During the second world war, RAF Sopley underwent three phases of development (it continued in use post war as a GCI, fighter interception and air traffic control radar unit until 1974). The first wartime phase was the mobile station described, able to move in a matter of hours. This radar had a range of about 80 miles (130 Kms). In addition to its main primary radar system it had a limited height finding capability and an IFF (Interrogation friend or foe) interrogation system. A ground station could ask a transceiver (transponder) in an aircraft to transmit a code which was already known to the ground station, thus identifying the aircraft as friendly when the code was received one the ground. The first radar had just one control position and could therefore carry out just one interception at a time. It was however accurate enough that a single intercepting aircraft could be “vectored” to within a mile or so (2km) of its target.

In its second phase of development, Sopley became a transportable station, moveable within a few days not hours. A wooden operations room was built partly recessed into the ground and the radar aerial rotation was now powered and mounted on a wooden gantry. The new operations room now supported two controllers carrying out simultaneous interceptions.

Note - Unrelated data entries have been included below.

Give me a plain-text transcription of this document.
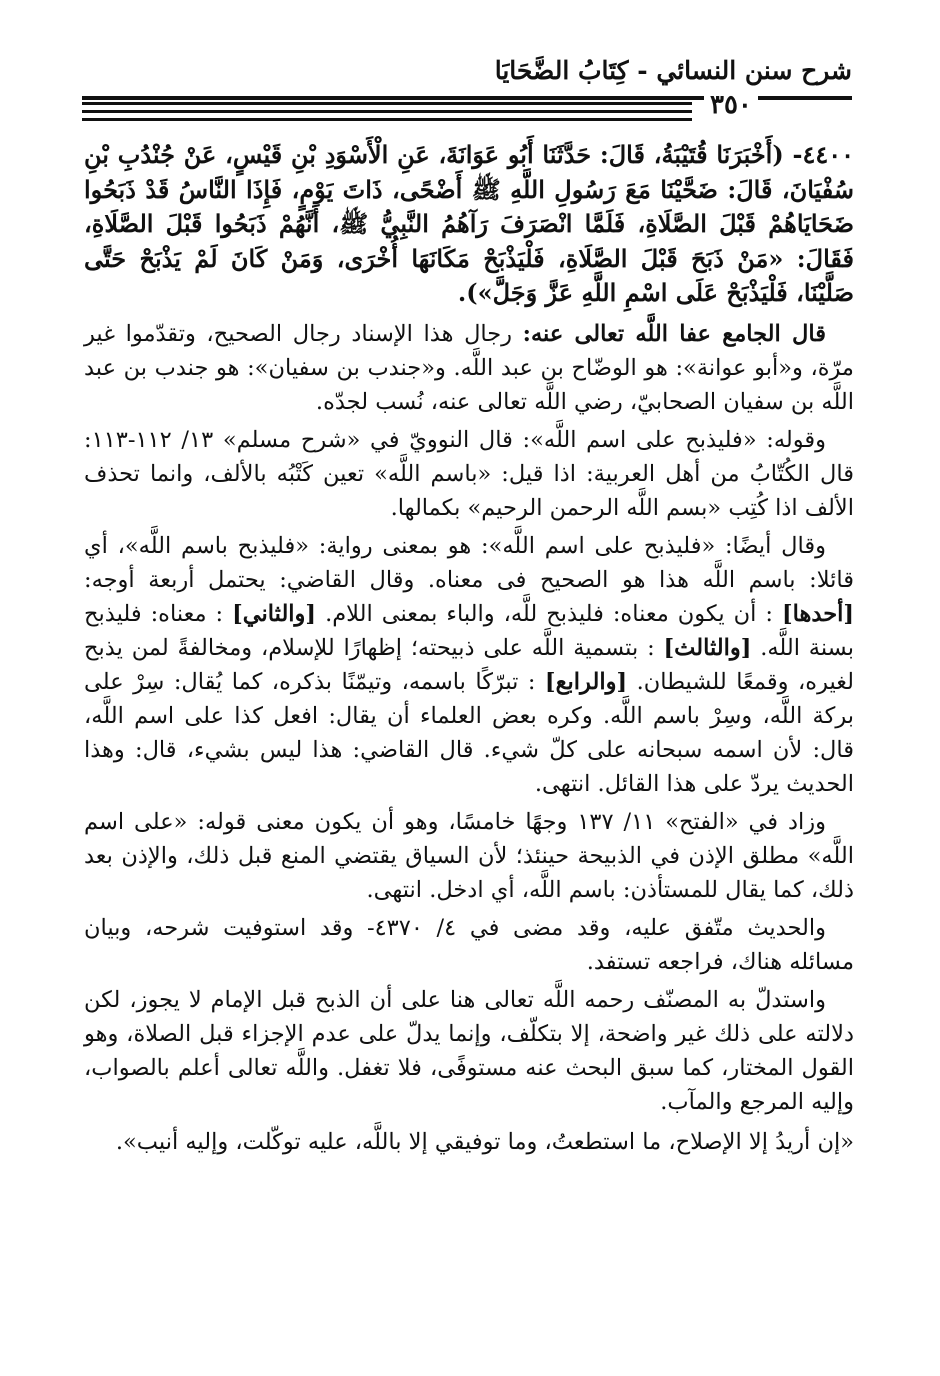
شرح سنن النسائي - كِتَابُ الضَّحَايَا
٣٥٠

٤٤٠٠- (أَخْبَرَنَا قُتَيْبَةُ، قَالَ: حَدَّثَنَا أَبُو عَوَانَةَ، عَنِ الْأَسْوَدِ بْنِ قَيْسٍ، عَنْ جُنْدُبِ بْنِ سُفْيَانَ، قَالَ: ضَحَّيْنَا مَعَ رَسُولِ اللَّهِ ﷺ أَضْحًى، ذَاتَ يَوْمٍ، فَإِذَا النَّاسُ قَدْ ذَبَحُوا ضَحَايَاهُمْ قَبْلَ الصَّلَاةِ، فَلَمَّا انْصَرَفَ رَآهُمُ النَّبِيُّ ﷺ، أَنَّهُمْ ذَبَحُوا قَبْلَ الصَّلَاةِ، فَقَالَ: «مَنْ ذَبَحَ قَبْلَ الصَّلَاةِ، فَلْيَذْبَحْ مَكَانَهَا أُخْرَى، وَمَنْ كَانَ لَمْ يَذْبَحْ حَتَّى صَلَّيْنَا، فَلْيَذْبَحْ عَلَى اسْمِ اللَّهِ عَزَّ وَجَلَّ»).

قال الجامع عفا اللَّه تعالى عنه: رجال هذا الإسناد رجال الصحيح، وتقدّموا غير مرّة، و«أبو عوانة»: هو الوضّاح بن عبد اللَّه. و«جندب بن سفيان»: هو جندب بن عبد اللَّه بن سفيان الصحابيّ، رضي اللَّه تعالى عنه، نُسب لجدّه.

وقوله: «فليذبح على اسم اللَّه»: قال النوويّ في «شرح مسلم» ١٣/ ١١٢-١١٣: قال الكُتّابُ من أهل العربية: اذا قيل: «باسم اللَّه» تعين كَتْبُه بالألف، وانما تحذف الألف اذا كُتِب «بسم اللَّه الرحمن الرحيم» بكمالها.

وقال أيضًا: «فليذبح على اسم اللَّه»: هو بمعنى رواية: «فليذبح باسم اللَّه»، أي قائلا: باسم اللَّه هذا هو الصحيح فى معناه. وقال القاضي: يحتمل أربعة أوجه: [أحدها] : أن يكون معناه: فليذبح للَّه، والباء بمعنى اللام. [والثاني] : معناه: فليذبح بسنة اللَّه. [والثالث] : بتسمية اللَّه على ذبيحته؛ إظهارًا للإسلام، ومخالفةً لمن يذبح لغيره، وقمعًا للشيطان. [والرابع] : تبرّكًا باسمه، وتيمّنًا بذكره، كما يُقال: سِرْ على بركة اللَّه، وسِرْ باسم اللَّه. وكره بعض العلماء أن يقال: افعل كذا على اسم اللَّه، قال: لأن اسمه سبحانه على كلّ شيء. قال القاضي: هذا ليس بشيء، قال: وهذا الحديث يردّ على هذا القائل. انتهى.

وزاد في «الفتح» ١١/ ١٣٧ وجهًا خامسًا، وهو أن يكون معنى قوله: «على اسم اللَّه» مطلق الإذن في الذبيحة حينئذ؛ لأن السياق يقتضي المنع قبل ذلك، والإذن بعد ذلك، كما يقال للمستأذن: باسم اللَّه، أي ادخل. انتهى.

والحديث متّفق عليه، وقد مضى في ٤/ ٤٣٧٠- وقد استوفيت شرحه، وبيان مسائله هناك، فراجعه تستفد.

واستدلّ به المصنّف رحمه اللَّه تعالى هنا على أن الذبح قبل الإمام لا يجوز، لكن دلالته على ذلك غير واضحة، إلا بتكلّف، وإنما يدلّ على عدم الإجزاء قبل الصلاة، وهو القول المختار، كما سبق البحث عنه مستوفًى، فلا تغفل. واللَّه تعالى أعلم بالصواب، وإليه المرجع والمآب.

«إن أريدُ إلا الإصلاح، ما استطعتُ، وما توفيقي إلا باللَّه، عليه توكّلت، وإليه أنيب».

Finally the station entered its third and final wartime stage, as a permanent station. A new large concrete and brick operations block was built, with a recessed operations floor. New radars were introduced; a Type 7 surveillance radar and a mobile type 11 radar for standby use. In addition new height finding radars appeared around the edge of the radar compound. Multiple simultaneous interceptions could be supported and co-ordination with local anti-aircraft units and searchlights units could be achieved through resident liaison officers within the operations room.

Much of Sopley’s work was with allied night fighters, with British, Commonwealth and American squadrons some of whom were based close by at RAF Hurn. RAF Sopley was visited by many allied VIPs during the war, including the King who first visited night fighter squadrons at RAF Middle Wallop and who then travelled on to Starlight to see the night fighter/GCI operation that night.